[lbo-talk] California Moratorium on Executions Act

ThatRogersWoman debburz at yahoo.com
Wed Dec 14 10:16:13 PST 2005


Michael H posted,


> consider texas, kingpin of capital punishment, in last 30 years
> (since supreme
> court's ruling in _gregg v georgia_), about 20% of counties with
> trials in which
> death penalty could have been imposed have put no one on death row,
> on
> other hand, harris county (houston) alone, accounts for over 25% of
state's death row inmates...
>

Three things account for this horrible, but true, statistic.

1) Volume: Harris County (HC), containing the largest city and associated communities, has more cases to prosecute.

2) A desensitized juror pool: The legacy of years of death penalty assessments has made it easier for HC jurors to go with the needle, largely because this was the only option that they were given when dealing with the most heinous cases - life w/possibility of parole or death - until just this past legislative session when life w/parole was replaced with life w/o possibility of parole. In a county where a capital crime may only occur once every 10 or 20 years, the burden of assessing the death penalty is more obvious to the jurors and perhaps more foreboding; however in a county where capitol crimes lead the evening news almost every day, the perception that the death penalty is the only way to stem the flow of violence by making sure the defendant can never return to society is dominant.

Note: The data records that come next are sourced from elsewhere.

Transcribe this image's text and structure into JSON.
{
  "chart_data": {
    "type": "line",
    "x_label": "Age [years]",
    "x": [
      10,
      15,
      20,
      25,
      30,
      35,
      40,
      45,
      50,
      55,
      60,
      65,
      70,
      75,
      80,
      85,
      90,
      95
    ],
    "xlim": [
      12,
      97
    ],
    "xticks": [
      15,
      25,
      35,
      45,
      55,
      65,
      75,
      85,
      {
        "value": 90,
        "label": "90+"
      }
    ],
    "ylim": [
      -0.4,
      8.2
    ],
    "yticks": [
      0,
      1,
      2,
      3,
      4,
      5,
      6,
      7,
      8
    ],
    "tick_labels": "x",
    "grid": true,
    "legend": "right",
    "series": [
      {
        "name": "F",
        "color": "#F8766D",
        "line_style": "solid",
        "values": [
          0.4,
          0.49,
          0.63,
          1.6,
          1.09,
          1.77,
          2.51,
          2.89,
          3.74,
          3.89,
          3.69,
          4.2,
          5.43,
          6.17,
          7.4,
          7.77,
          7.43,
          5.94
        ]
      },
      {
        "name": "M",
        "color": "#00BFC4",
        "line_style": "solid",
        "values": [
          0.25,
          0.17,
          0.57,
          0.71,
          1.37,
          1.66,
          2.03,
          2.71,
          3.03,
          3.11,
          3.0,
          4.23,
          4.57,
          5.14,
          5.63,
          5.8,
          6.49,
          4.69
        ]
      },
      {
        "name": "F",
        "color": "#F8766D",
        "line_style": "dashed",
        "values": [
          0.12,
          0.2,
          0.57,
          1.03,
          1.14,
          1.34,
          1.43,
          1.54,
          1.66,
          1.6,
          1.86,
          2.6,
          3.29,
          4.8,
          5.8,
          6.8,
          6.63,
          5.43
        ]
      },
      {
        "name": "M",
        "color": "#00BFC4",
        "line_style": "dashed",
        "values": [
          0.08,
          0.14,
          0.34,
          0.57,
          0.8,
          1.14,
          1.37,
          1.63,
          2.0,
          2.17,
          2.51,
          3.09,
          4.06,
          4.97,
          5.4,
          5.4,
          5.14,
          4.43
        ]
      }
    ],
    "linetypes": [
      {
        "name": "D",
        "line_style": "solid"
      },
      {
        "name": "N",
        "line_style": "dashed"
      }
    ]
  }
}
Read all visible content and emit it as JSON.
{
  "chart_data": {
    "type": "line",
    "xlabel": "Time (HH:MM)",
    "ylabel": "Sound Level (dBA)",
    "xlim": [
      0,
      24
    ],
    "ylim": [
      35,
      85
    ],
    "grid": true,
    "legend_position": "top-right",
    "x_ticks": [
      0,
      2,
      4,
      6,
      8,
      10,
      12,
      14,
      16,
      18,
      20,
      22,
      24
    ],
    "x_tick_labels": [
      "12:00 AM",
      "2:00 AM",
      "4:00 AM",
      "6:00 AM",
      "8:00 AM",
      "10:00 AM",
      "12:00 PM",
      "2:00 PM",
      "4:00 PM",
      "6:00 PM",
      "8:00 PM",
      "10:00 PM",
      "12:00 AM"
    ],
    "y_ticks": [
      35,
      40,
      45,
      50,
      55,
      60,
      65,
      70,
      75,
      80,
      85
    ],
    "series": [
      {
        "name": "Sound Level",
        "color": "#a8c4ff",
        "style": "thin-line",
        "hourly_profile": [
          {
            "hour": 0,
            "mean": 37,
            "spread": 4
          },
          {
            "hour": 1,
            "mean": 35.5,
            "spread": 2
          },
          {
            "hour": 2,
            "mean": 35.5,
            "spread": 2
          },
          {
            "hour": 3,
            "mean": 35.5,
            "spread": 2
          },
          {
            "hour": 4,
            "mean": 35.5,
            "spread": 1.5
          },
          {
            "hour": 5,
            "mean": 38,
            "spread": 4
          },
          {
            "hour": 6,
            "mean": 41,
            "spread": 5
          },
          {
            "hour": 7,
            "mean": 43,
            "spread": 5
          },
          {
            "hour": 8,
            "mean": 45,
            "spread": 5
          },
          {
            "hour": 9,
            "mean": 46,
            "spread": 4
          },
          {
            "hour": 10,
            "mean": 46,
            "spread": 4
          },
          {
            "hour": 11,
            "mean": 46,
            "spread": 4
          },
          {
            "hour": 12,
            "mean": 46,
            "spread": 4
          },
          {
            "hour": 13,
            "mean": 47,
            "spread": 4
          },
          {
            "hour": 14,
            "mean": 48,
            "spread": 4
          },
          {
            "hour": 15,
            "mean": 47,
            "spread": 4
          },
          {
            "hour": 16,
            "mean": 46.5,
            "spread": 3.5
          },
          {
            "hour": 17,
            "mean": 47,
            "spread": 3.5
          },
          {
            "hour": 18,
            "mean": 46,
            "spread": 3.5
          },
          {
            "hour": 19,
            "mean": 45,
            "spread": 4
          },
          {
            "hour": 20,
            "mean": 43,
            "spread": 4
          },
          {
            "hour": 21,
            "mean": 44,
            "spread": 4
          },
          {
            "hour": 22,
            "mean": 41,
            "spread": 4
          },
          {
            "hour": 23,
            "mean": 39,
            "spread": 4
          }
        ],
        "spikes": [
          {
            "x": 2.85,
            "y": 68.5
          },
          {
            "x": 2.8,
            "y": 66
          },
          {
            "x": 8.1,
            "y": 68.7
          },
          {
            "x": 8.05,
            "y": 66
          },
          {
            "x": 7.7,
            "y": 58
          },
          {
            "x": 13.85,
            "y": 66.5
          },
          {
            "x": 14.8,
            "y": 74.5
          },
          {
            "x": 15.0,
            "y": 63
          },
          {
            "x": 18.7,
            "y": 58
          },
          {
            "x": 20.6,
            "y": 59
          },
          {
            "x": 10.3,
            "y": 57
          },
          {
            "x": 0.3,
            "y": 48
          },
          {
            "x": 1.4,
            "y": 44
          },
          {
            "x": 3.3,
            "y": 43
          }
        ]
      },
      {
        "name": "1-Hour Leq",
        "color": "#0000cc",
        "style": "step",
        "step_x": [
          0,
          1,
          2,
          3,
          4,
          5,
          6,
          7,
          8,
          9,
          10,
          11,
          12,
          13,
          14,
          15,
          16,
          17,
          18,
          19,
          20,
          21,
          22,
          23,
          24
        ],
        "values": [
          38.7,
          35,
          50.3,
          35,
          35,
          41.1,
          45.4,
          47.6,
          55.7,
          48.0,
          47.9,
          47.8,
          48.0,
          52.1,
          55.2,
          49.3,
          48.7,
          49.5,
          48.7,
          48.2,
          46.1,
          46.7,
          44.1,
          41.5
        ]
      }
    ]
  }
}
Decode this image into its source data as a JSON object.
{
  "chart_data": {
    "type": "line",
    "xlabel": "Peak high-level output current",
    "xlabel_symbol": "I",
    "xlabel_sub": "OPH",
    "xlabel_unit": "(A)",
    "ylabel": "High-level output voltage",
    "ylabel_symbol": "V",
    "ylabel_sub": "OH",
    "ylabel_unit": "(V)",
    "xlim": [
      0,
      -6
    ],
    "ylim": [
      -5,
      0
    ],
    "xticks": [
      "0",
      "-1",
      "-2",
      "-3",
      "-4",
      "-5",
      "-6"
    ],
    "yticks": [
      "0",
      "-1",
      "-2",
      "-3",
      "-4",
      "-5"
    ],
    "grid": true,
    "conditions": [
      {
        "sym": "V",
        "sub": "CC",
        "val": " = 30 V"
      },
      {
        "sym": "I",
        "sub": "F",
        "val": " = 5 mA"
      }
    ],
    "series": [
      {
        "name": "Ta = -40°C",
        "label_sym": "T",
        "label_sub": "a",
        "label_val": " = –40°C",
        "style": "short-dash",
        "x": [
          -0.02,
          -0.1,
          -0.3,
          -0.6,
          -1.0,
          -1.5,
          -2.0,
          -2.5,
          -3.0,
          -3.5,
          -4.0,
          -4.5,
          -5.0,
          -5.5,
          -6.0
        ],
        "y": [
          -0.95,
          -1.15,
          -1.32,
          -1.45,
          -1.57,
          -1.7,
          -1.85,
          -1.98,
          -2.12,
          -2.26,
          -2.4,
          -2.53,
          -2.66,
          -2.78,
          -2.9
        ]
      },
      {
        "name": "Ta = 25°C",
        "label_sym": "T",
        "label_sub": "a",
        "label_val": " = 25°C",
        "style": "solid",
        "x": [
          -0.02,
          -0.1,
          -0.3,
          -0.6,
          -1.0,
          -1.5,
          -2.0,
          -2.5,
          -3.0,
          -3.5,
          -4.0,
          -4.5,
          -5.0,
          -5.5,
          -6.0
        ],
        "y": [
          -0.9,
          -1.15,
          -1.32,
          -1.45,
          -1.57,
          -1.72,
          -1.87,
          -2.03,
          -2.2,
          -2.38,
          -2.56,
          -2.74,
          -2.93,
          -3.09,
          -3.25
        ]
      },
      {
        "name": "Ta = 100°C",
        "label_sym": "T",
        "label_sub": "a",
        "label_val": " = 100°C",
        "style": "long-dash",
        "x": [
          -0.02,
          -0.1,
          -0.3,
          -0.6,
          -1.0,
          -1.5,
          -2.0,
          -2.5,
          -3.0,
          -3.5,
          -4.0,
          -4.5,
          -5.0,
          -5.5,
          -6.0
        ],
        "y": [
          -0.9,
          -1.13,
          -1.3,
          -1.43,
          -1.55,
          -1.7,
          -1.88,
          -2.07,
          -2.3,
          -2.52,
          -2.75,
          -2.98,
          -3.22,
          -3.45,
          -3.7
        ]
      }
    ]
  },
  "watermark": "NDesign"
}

3) A notoriously bloodthirsty DA's office: The last District Attorney, Johnny Holmes, started the death penalty trend in HC, but his former leuitenant, successor and the current DA, Chuck Rosenthal, has raised the bar for number of death penalty options requested in capital cases, going as far as firing state-appointed psychologists who determine a defendant is mentally retarded (and therefore not executeable under recent SCOTUS rulings). But what do you expect from a man who regularly sets off firecrackers in the stairwells of his office's building?

The statistic that I'm waiting for is one that determines how many defendants are given the death penalty now that jurors have the option of life w/o parole, the option that jurors have not had until now. One of the questions Texas jurors must answer in deliberating punishment is whether or not the convicted defendant would kill again. Under the former sentencing options, an answer of "yes" would all but mandate the death penalty for most jurors, because the option of parole was seen as a loophole. Well, that option is now gone, and now we get to see just how bloodthirsty the population really is.